New vote will cause fees to jump


Photo by Simer Khurana/ The Runner

Peter Castillo


An expansion to the Student Union and a new aquatics center is on the table for CSU Bakersfield students.

During ASI’s board of directors meeting on Jan. 26, the executive board introduced a new bill that will expand the size of the Student Union and add an aquatics center to the Student Recreation Center.

It will now be up to CSUB students to decide whether they want the new additions, and if they are willing to take on the price tag that comes with it.

The additional cost will begin at $60 per year, with $40 going toward the Student Union and $20 toward the aquatics center.

The fee will increase $40 every year until it caps at $160 and is only applied to the Student Union fee, according to ASI President Mariela Gomez. The $20 fee for the aquatics center will remain a fixed amount.

“I think it’s a great idea,” said senior criminal justice major Jaritza Velasco. “It gives us more room to study, and plus, I like to swim.”

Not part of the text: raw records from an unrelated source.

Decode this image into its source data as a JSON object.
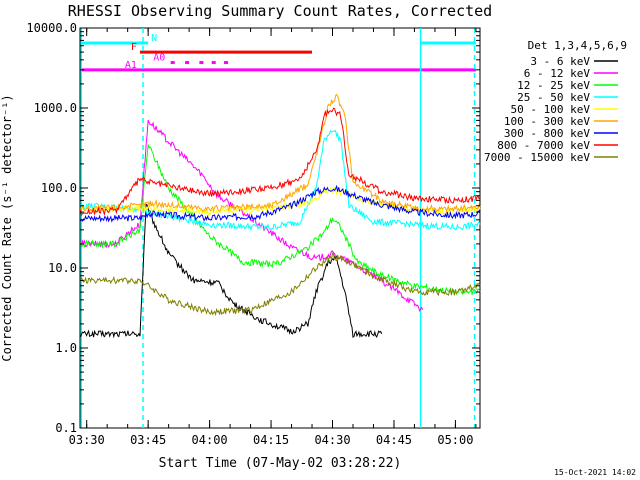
{
  "footer_date": "15-Oct-2021 14:02",
  "chart_data": {
    "type": "line",
    "title": "RHESSI Observing Summary Count Rates, Corrected",
    "xlabel": "Start Time (07-May-02 03:28:22)",
    "ylabel": "Corrected Count Rate (s⁻¹ detector⁻¹)",
    "yscale": "log",
    "xlim": [
      "03:28:22",
      "05:06:00"
    ],
    "ylim": [
      0.1,
      10000
    ],
    "x_ticks": [
      "03:30",
      "03:45",
      "04:00",
      "04:15",
      "04:30",
      "04:45",
      "05:00"
    ],
    "y_ticks": [
      "0.1",
      "1.0",
      "10.0",
      "100.0",
      "1000.0",
      "10000.0"
    ],
    "legend_title": "Det 1,3,4,5,6,9",
    "legend_position": "right",
    "grid": false,
    "series": [
      {
        "name": "3 - 6 keV",
        "color": "#000000",
        "points": [
          [
            "03:28:30",
            1.5
          ],
          [
            "03:43:00",
            1.5
          ],
          [
            "03:44:30",
            60
          ],
          [
            "03:50:00",
            15
          ],
          [
            "03:56:00",
            7
          ],
          [
            "04:02:00",
            6.5
          ],
          [
            "04:06:00",
            3.5
          ],
          [
            "04:12:00",
            2.3
          ],
          [
            "04:20:00",
            1.6
          ],
          [
            "04:24:00",
            2
          ],
          [
            "04:26:00",
            5
          ],
          [
            "04:29:00",
            12
          ],
          [
            "04:31:00",
            13
          ],
          [
            "04:33:00",
            5
          ],
          [
            "04:35:00",
            1.5
          ],
          [
            "04:42:00",
            1.5
          ]
        ]
      },
      {
        "name": "6 - 12 keV",
        "color": "#ff00ff",
        "points": [
          [
            "03:28:30",
            20
          ],
          [
            "03:37:00",
            20
          ],
          [
            "03:41:00",
            30
          ],
          [
            "03:43:00",
            35
          ],
          [
            "03:45:00",
            700
          ],
          [
            "03:52:00",
            300
          ],
          [
            "03:58:00",
            150
          ],
          [
            "04:02:00",
            80
          ],
          [
            "04:08:00",
            50
          ],
          [
            "04:14:00",
            30
          ],
          [
            "04:20:00",
            18
          ],
          [
            "04:26:00",
            13
          ],
          [
            "04:30:00",
            15
          ],
          [
            "04:34:00",
            12
          ],
          [
            "04:40:00",
            8
          ],
          [
            "04:46:00",
            5
          ],
          [
            "04:52:00",
            3
          ]
        ]
      },
      {
        "name": "12 - 25 keV",
        "color": "#00ff00",
        "points": [
          [
            "03:28:30",
            20
          ],
          [
            "03:37:00",
            20
          ],
          [
            "03:43:00",
            30
          ],
          [
            "03:45:00",
            350
          ],
          [
            "03:50:00",
            100
          ],
          [
            "03:55:00",
            50
          ],
          [
            "04:00:00",
            25
          ],
          [
            "04:08:00",
            12
          ],
          [
            "04:16:00",
            11
          ],
          [
            "04:24:00",
            18
          ],
          [
            "04:28:00",
            28
          ],
          [
            "04:30:00",
            42
          ],
          [
            "04:32:00",
            32
          ],
          [
            "04:36:00",
            12
          ],
          [
            "04:42:00",
            8
          ],
          [
            "04:50:00",
            6
          ],
          [
            "05:00:00",
            5
          ],
          [
            "05:06:00",
            5
          ]
        ]
      },
      {
        "name": "25 - 50 keV",
        "color": "#00ffff",
        "points": [
          [
            "03:28:30",
            60
          ],
          [
            "03:43:00",
            55
          ],
          [
            "03:45:00",
            50
          ],
          [
            "04:00:00",
            35
          ],
          [
            "04:15:00",
            32
          ],
          [
            "04:22:00",
            38
          ],
          [
            "04:26:00",
            100
          ],
          [
            "04:28:00",
            400
          ],
          [
            "04:30:00",
            550
          ],
          [
            "04:32:00",
            400
          ],
          [
            "04:34:00",
            60
          ],
          [
            "04:40:00",
            38
          ],
          [
            "04:50:00",
            35
          ],
          [
            "05:00:00",
            32
          ],
          [
            "05:06:00",
            35
          ]
        ]
      },
      {
        "name": "50 - 100 keV",
        "color": "#ffff00",
        "points": [
          [
            "03:28:30",
            55
          ],
          [
            "03:43:00",
            55
          ],
          [
            "03:45:00",
            55
          ],
          [
            "04:00:00",
            50
          ],
          [
            "04:15:00",
            55
          ],
          [
            "04:24:00",
            65
          ],
          [
            "04:28:00",
            90
          ],
          [
            "04:30:00",
            95
          ],
          [
            "04:32:00",
            90
          ],
          [
            "04:38:00",
            70
          ],
          [
            "04:48:00",
            55
          ],
          [
            "05:00:00",
            50
          ],
          [
            "05:06:00",
            55
          ]
        ]
      },
      {
        "name": "100 - 300 keV",
        "color": "#ffa500",
        "points": [
          [
            "03:28:30",
            55
          ],
          [
            "03:43:00",
            60
          ],
          [
            "03:45:00",
            65
          ],
          [
            "04:00:00",
            55
          ],
          [
            "04:15:00",
            60
          ],
          [
            "04:24:00",
            110
          ],
          [
            "04:27:00",
            400
          ],
          [
            "04:29:00",
            1100
          ],
          [
            "04:31:00",
            1400
          ],
          [
            "04:33:00",
            800
          ],
          [
            "04:35:00",
            120
          ],
          [
            "04:42:00",
            70
          ],
          [
            "04:50:00",
            55
          ],
          [
            "05:00:00",
            55
          ],
          [
            "05:06:00",
            58
          ]
        ]
      },
      {
        "name": "300 - 800 keV",
        "color": "#0000ff",
        "points": [
          [
            "03:28:30",
            42
          ],
          [
            "03:43:00",
            42
          ],
          [
            "03:45:00",
            48
          ],
          [
            "04:00:00",
            42
          ],
          [
            "04:12:00",
            45
          ],
          [
            "04:20:00",
            60
          ],
          [
            "04:26:00",
            90
          ],
          [
            "04:30:00",
            100
          ],
          [
            "04:33:00",
            90
          ],
          [
            "04:40:00",
            65
          ],
          [
            "04:50:00",
            50
          ],
          [
            "05:00:00",
            45
          ],
          [
            "05:06:00",
            48
          ]
        ]
      },
      {
        "name": "800 - 7000 keV",
        "color": "#ff0000",
        "points": [
          [
            "03:28:30",
            50
          ],
          [
            "03:37:00",
            52
          ],
          [
            "03:43:00",
            130
          ],
          [
            "03:45:00",
            120
          ],
          [
            "04:00:00",
            85
          ],
          [
            "04:15:00",
            100
          ],
          [
            "04:22:00",
            130
          ],
          [
            "04:26:00",
            280
          ],
          [
            "04:28:00",
            800
          ],
          [
            "04:30:00",
            1000
          ],
          [
            "04:32:00",
            800
          ],
          [
            "04:34:00",
            150
          ],
          [
            "04:42:00",
            90
          ],
          [
            "04:50:00",
            75
          ],
          [
            "05:00:00",
            70
          ],
          [
            "05:06:00",
            75
          ]
        ]
      },
      {
        "name": "7000 - 15000 keV",
        "color": "#808000",
        "points": [
          [
            "03:28:30",
            7
          ],
          [
            "03:43:00",
            7
          ],
          [
            "03:45:00",
            6
          ],
          [
            "03:50:00",
            4
          ],
          [
            "04:00:00",
            2.8
          ],
          [
            "04:10:00",
            3
          ],
          [
            "04:20:00",
            5
          ],
          [
            "04:26:00",
            10
          ],
          [
            "04:30:00",
            14
          ],
          [
            "04:34:00",
            12
          ],
          [
            "04:40:00",
            8
          ],
          [
            "04:50:00",
            5
          ],
          [
            "05:00:00",
            5
          ],
          [
            "05:06:00",
            6
          ]
        ]
      }
    ],
    "vertical_lines": [
      {
        "time": "03:28:40",
        "color": "#00ffff",
        "style": "solid"
      },
      {
        "time": "03:43:45",
        "color": "#00ffff",
        "style": "dashed"
      },
      {
        "time": "04:51:30",
        "color": "#00ffff",
        "style": "solid"
      },
      {
        "time": "05:04:40",
        "color": "#00ffff",
        "style": "dashed"
      }
    ],
    "flag_bars": [
      {
        "label": "N",
        "color": "#00ffff",
        "level": 6500,
        "segments": [
          [
            "03:28:30",
            "03:45:00"
          ],
          [
            "04:51:30",
            "05:05:00"
          ]
        ]
      },
      {
        "label": "F",
        "color": "#ff0000",
        "level": 5000,
        "segments": [
          [
            "03:43:00",
            "04:25:00"
          ]
        ]
      },
      {
        "label": "A0",
        "color": "#ff00ff",
        "level": 3700,
        "segments": [
          [
            "03:50:30",
            "03:51:30"
          ],
          [
            "03:54:00",
            "03:55:00"
          ],
          [
            "03:57:30",
            "03:58:30"
          ],
          [
            "04:00:30",
            "04:01:30"
          ],
          [
            "04:03:30",
            "04:04:30"
          ]
        ]
      },
      {
        "label": "A1",
        "color": "#ff00ff",
        "level": 3000,
        "segments": [
          [
            "03:28:30",
            "04:52:00"
          ],
          [
            "04:52:00",
            "05:05:00"
          ]
        ]
      }
    ]
  }
}
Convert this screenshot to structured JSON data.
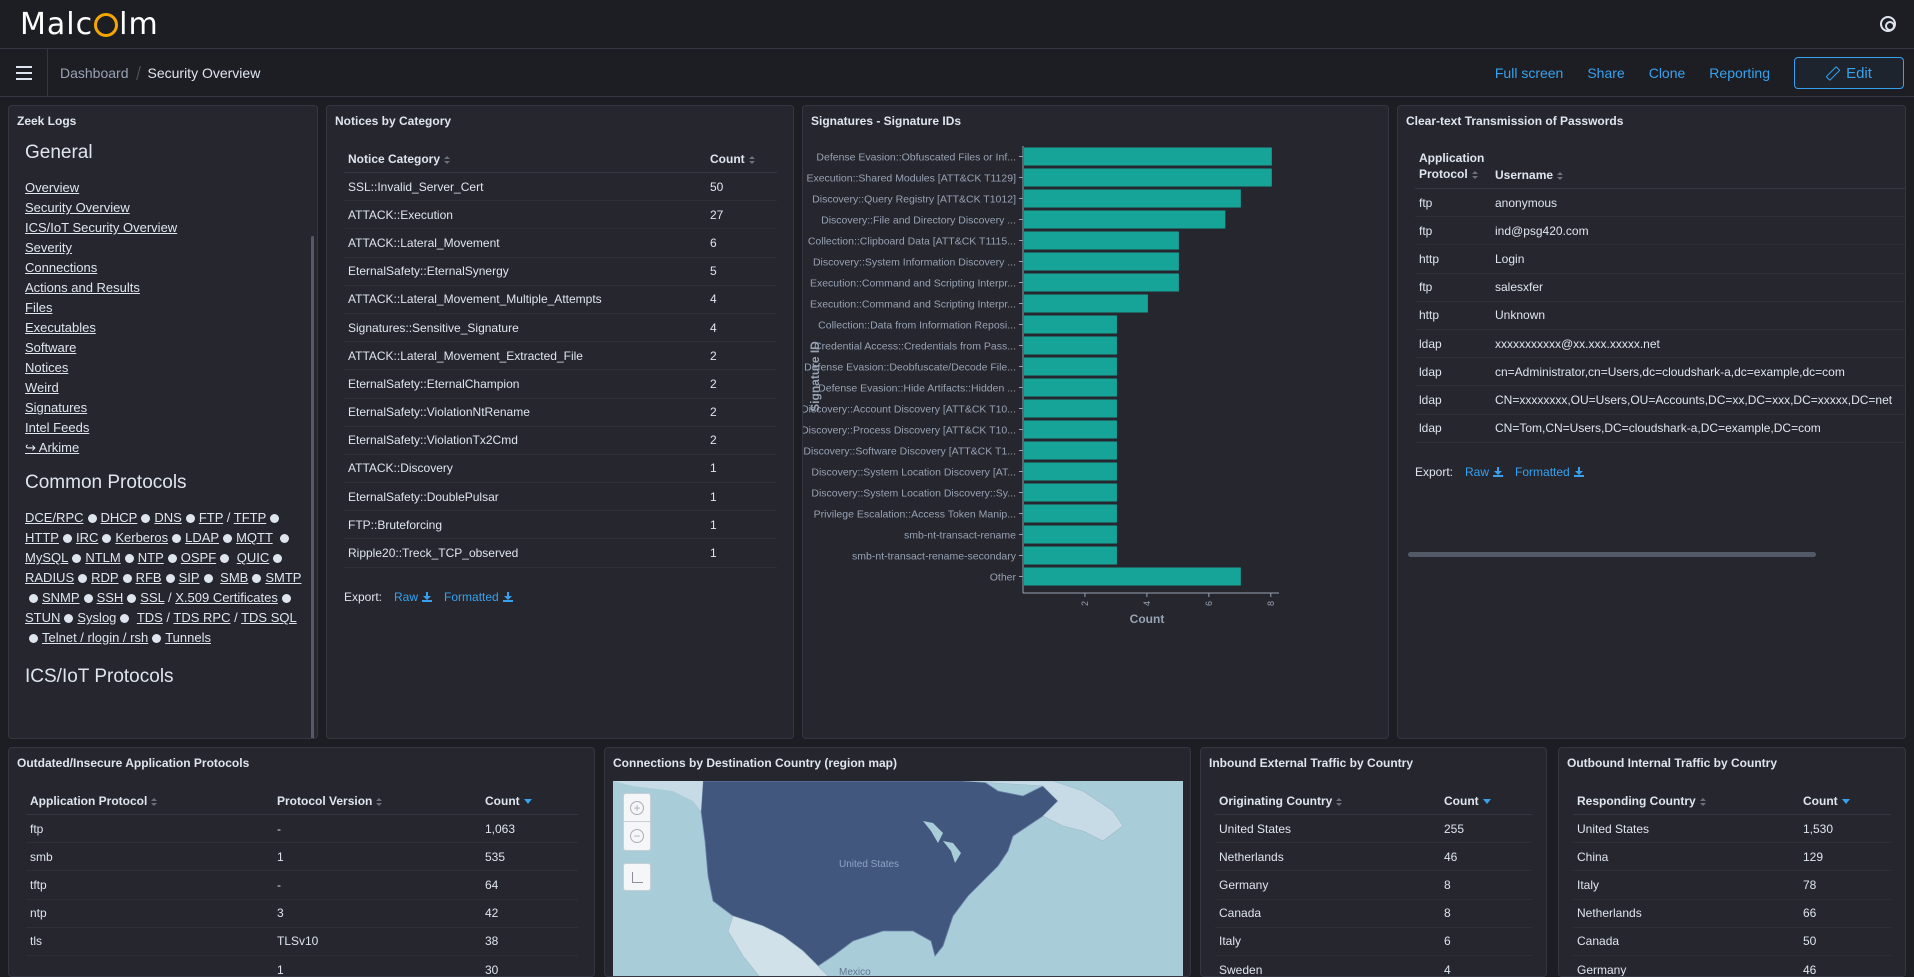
{
  "app": {
    "logo_text_1": "Malc",
    "logo_text_2": "lm"
  },
  "nav": {
    "breadcrumb_root": "Dashboard",
    "breadcrumb_current": "Security Overview",
    "actions": [
      "Full screen",
      "Share",
      "Clone",
      "Reporting"
    ],
    "edit_label": "Edit"
  },
  "zeek": {
    "title": "Zeek Logs",
    "general_heading": "General",
    "general_links": [
      "Overview",
      "Security Overview",
      "ICS/IoT Security Overview",
      "Severity",
      "Connections",
      "Actions and Results",
      "Files",
      "Executables",
      "Software",
      "Notices",
      "Weird",
      "Signatures",
      "Intel Feeds",
      "↪ Arkime"
    ],
    "common_heading": "Common Protocols",
    "ics_heading": "ICS/IoT Protocols"
  },
  "notices": {
    "title": "Notices by Category",
    "columns": [
      "Notice Category",
      "Count"
    ],
    "rows": [
      [
        "SSL::Invalid_Server_Cert",
        "50"
      ],
      [
        "ATTACK::Execution",
        "27"
      ],
      [
        "ATTACK::Lateral_Movement",
        "6"
      ],
      [
        "EternalSafety::EternalSynergy",
        "5"
      ],
      [
        "ATTACK::Lateral_Movement_Multiple_Attempts",
        "4"
      ],
      [
        "Signatures::Sensitive_Signature",
        "4"
      ],
      [
        "ATTACK::Lateral_Movement_Extracted_File",
        "2"
      ],
      [
        "EternalSafety::EternalChampion",
        "2"
      ],
      [
        "EternalSafety::ViolationNtRename",
        "2"
      ],
      [
        "EternalSafety::ViolationTx2Cmd",
        "2"
      ],
      [
        "ATTACK::Discovery",
        "1"
      ],
      [
        "EternalSafety::DoublePulsar",
        "1"
      ],
      [
        "FTP::Bruteforcing",
        "1"
      ],
      [
        "Ripple20::Treck_TCP_observed",
        "1"
      ]
    ],
    "export_label": "Export:",
    "raw_label": "Raw",
    "formatted_label": "Formatted"
  },
  "chart_data": {
    "type": "bar",
    "orientation": "horizontal",
    "title": "Signatures - Signature IDs",
    "xlabel": "Count",
    "ylabel": "Signature ID",
    "xticks": [
      "2",
      "4",
      "6",
      "8"
    ],
    "xlim": [
      0,
      8.2
    ],
    "categories": [
      "Defense Evasion::Obfuscated Files or Inf...",
      "Execution::Shared Modules [ATT&CK T1129]",
      "Discovery::Query Registry [ATT&CK T1012]",
      "Discovery::File and Directory Discovery ...",
      "Collection::Clipboard Data [ATT&CK T1115...",
      "Discovery::System Information Discovery ...",
      "Execution::Command and Scripting Interpr...",
      "Execution::Command and Scripting Interpr...",
      "Collection::Data from Information Reposi...",
      "Credential Access::Credentials from Pass...",
      "Defense Evasion::Deobfuscate/Decode File...",
      "Defense Evasion::Hide Artifacts::Hidden ...",
      "Discovery::Account Discovery [ATT&CK T10...",
      "Discovery::Process Discovery [ATT&CK T10...",
      "Discovery::Software Discovery [ATT&CK T1...",
      "Discovery::System Location Discovery [AT...",
      "Discovery::System Location Discovery::Sy...",
      "Privilege Escalation::Access Token Manip...",
      "smb-nt-transact-rename",
      "smb-nt-transact-rename-secondary",
      "Other"
    ],
    "values": [
      8,
      8,
      7,
      6.5,
      5,
      5,
      5,
      4,
      3,
      3,
      3,
      3,
      3,
      3,
      3,
      3,
      3,
      3,
      3,
      3,
      7
    ],
    "color": "#16a499"
  },
  "passwords": {
    "title": "Clear-text Transmission of Passwords",
    "col1_line1": "Application",
    "col1_line2": "Protocol",
    "col2": "Username",
    "rows": [
      [
        "ftp",
        "anonymous"
      ],
      [
        "ftp",
        "ind@psg420.com"
      ],
      [
        "http",
        "Login"
      ],
      [
        "ftp",
        "salesxfer"
      ],
      [
        "http",
        "Unknown"
      ],
      [
        "ldap",
        "xxxxxxxxxxx@xx.xxx.xxxxx.net"
      ],
      [
        "ldap",
        "cn=Administrator,cn=Users,dc=cloudshark-a,dc=example,dc=com"
      ],
      [
        "ldap",
        "CN=xxxxxxxx,OU=Users,OU=Accounts,DC=xx,DC=xxx,DC=xxxxx,DC=net"
      ],
      [
        "ldap",
        "CN=Tom,CN=Users,DC=cloudshark-a,DC=example,DC=com"
      ]
    ],
    "export_label": "Export:",
    "raw_label": "Raw",
    "formatted_label": "Formatted"
  },
  "outdated": {
    "title": "Outdated/Insecure Application Protocols",
    "columns": [
      "Application Protocol",
      "Protocol Version",
      "Count"
    ],
    "rows": [
      [
        "ftp",
        "-",
        "1,063"
      ],
      [
        "smb",
        "1",
        "535"
      ],
      [
        "tftp",
        "-",
        "64"
      ],
      [
        "ntp",
        "3",
        "42"
      ],
      [
        "tls",
        "TLSv10",
        "38"
      ],
      [
        "",
        "1",
        "30"
      ]
    ]
  },
  "map": {
    "title": "Connections by Destination Country (region map)",
    "label_us": "United States",
    "label_mx": "Mexico"
  },
  "inbound": {
    "title": "Inbound External Traffic by Country",
    "columns": [
      "Originating Country",
      "Count"
    ],
    "rows": [
      [
        "United States",
        "255"
      ],
      [
        "Netherlands",
        "46"
      ],
      [
        "Germany",
        "8"
      ],
      [
        "Canada",
        "8"
      ],
      [
        "Italy",
        "6"
      ],
      [
        "Sweden",
        "4"
      ]
    ]
  },
  "outbound": {
    "title": "Outbound Internal Traffic by Country",
    "columns": [
      "Responding Country",
      "Count"
    ],
    "rows": [
      [
        "United States",
        "1,530"
      ],
      [
        "China",
        "129"
      ],
      [
        "Italy",
        "78"
      ],
      [
        "Netherlands",
        "66"
      ],
      [
        "Canada",
        "50"
      ],
      [
        "Germany",
        "46"
      ]
    ]
  }
}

However, not all students feel the upgrade is necessary. “It’s not necessary, it’s a luxury,” said Katharine Cotzajay, a senior psychology major. “I think something like the Edible Garden should be the focus. More students can use it instead of a pool.”

The Edible Garden is a student-led initiative which will provide students with fresh produce. However, not many strides have been made toward this effort.

Students currently pay $468 annually towards a student body fee which applies to both the Student Union and the SRC.

The Student Union fee is $94 annually while the SRC fee is $374.50 per year.

Should the vote pass this number will increase to $628 annually.

The expected total cost of the expansion of the Student Union will be roughly $25 to $27 million, while the expected final cost for the new aquatics center will be around $8 to $10 million.

Students are scheduled to vote from Feb. 21 to 22 via RunnerSync.

Under state legislature, only academic buildings are funded by the state. The Student Union and Student Recreation Center do not fall under this category.

These buildings are funded by students.

If the referendum is passed on Feb. 22, the student fee will be applied as soon as Fall 2018.

“The reason the fee begins so low is because the goal is by year three we already collected enough money to begin construction,” said Gomez. “So by year three or four, students are seeing the construction of it.”

The SRC already has $3 million in reserves to use toward the construction of the aquatics center. This money is collected through student fees.

However, the Student Union does not have reserve funds that could possibly go toward this project.

“That was one of the issues in 1994 when the referendum passed for the construction of the Student Union,” said Gomez. “They weren’t thinking long term. They didn’t think in the future we would need a savings or reserves account to continue expanding the Student Union.”

On Jan. 29, conceptual floor plans were presented to students on the Student Union Patio.

The designs are not finalized but they feature a second floor, a ballroom for large events, additional office space and other areas for leisurely activity.

B&D, a consulting firm, was hired by the Student Union in 2016 to gauge the needs of students and what they felt could be improved from the current Student Union.

Director of the Student Union EJ Callahan said the firm conducted focus groups, electronic surveys and met with campus stakeholders.

“Students felt the need was large event space, meeting and study rooms, game room, expanded food options and an outdoor pool,” said Callahan.

Over 1,200 students completed the survey. According to Callahan, the expansion of the Student Union will be completed roughly four years from the time student fees are initially raised.

The SRC conducts an annual poll which identifies students’ needs. Over 70 percent of the estimated 2,000 students who were polled in the survey over the last two years felt the need for a recreation pool.

“We ask students what they would like to see in the facility,” said Mary O’Mahoney, director of the SRC. “The need for a pool was the overwhelming favorite.”

According to O’Mahoney, there are a few options on the table for the design of the aquatics center, including a two-pool option.

“I want what the students want and it’s my job to gather the information from them,” said O’Mahoney. “The two-pool option makes the most sense to me because it allows us to offer more programs.”

The designs for the aquatics center include shaded cabanas, locker rooms and showers.

The aquatics center is expected to take about a year and half to complete.

CSUB students currently have access to the Hillman Aquatics Center. However, students only have access to the pool for one hour per day.

Should the referendum pass, it would create 25 to 30 new student jobs at both the new Student Union and the aquatics center.

In the case that a student graduates prior to the completion of the two projects, they will still be able to use the facilities for the number of semesters they paid for. The SRC used a similar policy when it was constructed.

According to O’Mahoney, if a student payed the fee for two semesters and then graduated, they would be able to attend the aquatics center for two semesters after they graduated.